Television / Saturday, May 10th, 2014

Adjust TV viewing habitsNBC just cancelled their new series Believe and this brings to light one of my recent cable cutter thoughts. Every year you hear outrage from viewers when their new favorite show didn’t make the cut. You spend your time each week getting invested in these characters, these plots, and some executive decides your effort wasn’t worth anything. Firefly, Stargate Universe, Jericho, Arrested Development… all shows with die hard fans but were slashed. Luckily Jericho got a 1 season reprieve and AD was actually brought back to life years later but most shows aren’t so lucky. So this brings me to my point. I didn’t actually watch Believe; I did have 9 episodes stashed on my DVR for summer viewing. They were just deleted. Thanks for saving me 9 hours of my life NBC. I no longer need to waste my time. Instead, I’ll focus my attention on shows worth watching.

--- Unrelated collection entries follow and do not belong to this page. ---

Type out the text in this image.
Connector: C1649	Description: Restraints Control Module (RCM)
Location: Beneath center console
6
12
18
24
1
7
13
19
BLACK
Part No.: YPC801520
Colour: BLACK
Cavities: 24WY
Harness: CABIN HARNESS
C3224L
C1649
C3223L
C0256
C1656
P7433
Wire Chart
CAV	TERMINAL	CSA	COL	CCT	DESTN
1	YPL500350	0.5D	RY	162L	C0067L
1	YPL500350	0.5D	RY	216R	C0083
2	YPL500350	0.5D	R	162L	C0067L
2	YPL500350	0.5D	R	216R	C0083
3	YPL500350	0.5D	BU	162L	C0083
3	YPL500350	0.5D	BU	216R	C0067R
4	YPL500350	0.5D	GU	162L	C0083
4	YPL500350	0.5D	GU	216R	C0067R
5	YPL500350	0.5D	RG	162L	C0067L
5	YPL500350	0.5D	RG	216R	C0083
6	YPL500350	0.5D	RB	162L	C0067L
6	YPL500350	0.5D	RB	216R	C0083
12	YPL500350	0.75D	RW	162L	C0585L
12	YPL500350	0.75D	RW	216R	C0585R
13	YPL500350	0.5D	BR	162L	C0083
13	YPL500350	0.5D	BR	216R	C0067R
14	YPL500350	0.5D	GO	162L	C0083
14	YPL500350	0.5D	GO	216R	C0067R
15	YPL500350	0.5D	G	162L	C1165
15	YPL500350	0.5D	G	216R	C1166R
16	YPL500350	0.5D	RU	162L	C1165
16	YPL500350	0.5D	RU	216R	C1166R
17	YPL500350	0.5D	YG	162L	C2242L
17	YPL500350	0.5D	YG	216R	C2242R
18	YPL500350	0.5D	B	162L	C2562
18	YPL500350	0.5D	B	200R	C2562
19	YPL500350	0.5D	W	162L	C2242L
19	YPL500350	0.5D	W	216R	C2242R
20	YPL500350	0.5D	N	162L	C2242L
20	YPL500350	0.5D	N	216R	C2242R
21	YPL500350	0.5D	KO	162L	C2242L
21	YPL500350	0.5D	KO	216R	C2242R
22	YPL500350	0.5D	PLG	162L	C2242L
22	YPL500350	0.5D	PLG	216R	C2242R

I think anyone who enjoys TV would be lying if they said it was easy cutting cable. I think the largest #cablecutter challenge may be learning how to completely adjust your TV viewing habits. Specifically learning how to simply watch the quality old shows you missed instead of worrying about the next big thing or the current hit shows. Instead of watching the Believes and the Almost Humans, focus on shows that you may have missed that you might have on your wish list. If you don’t, you’ll never watch them. There will always be something new on. For instance Breaking Bad is my #1 show on my wish list. That show was not on my radar until a few seasons in and I always wanted to catch up but never had the time because I watched too much other stuff. No cable? Now’s the time. Netflix has Breaking Bad (soon to be in 4K). Amazon Prime on the other hand has 24 and Always Sunny In Philadelphia (which I’ve already started watching). Between those 3 shows alone, that’s seasons upon seasons and hours and hours of cable subscription replacing TV.

I spent over a year watching everything the Stargate franchise could throw at me; most of it was long past the view date. I watched Battlestar Galactica years after airing. I didn’t realize it then but I was on to something. Why was I even paying for cable at that time while I was watching mostly Netflix shows? Foolish. If you’re anything like I was, stop throwing money out the window and start thinking about getting rid of your overpriced cable. There’s tons of content out there. Learn to focus on watching what you can and less on what you can’t watch. If you can’t watch it, put it on your wish list. It’ll be available somewhere soon enough. And if you feel left out when your friends are talking about the new hotness, just remind yourself chances are it’ll be cancelled soon anyway.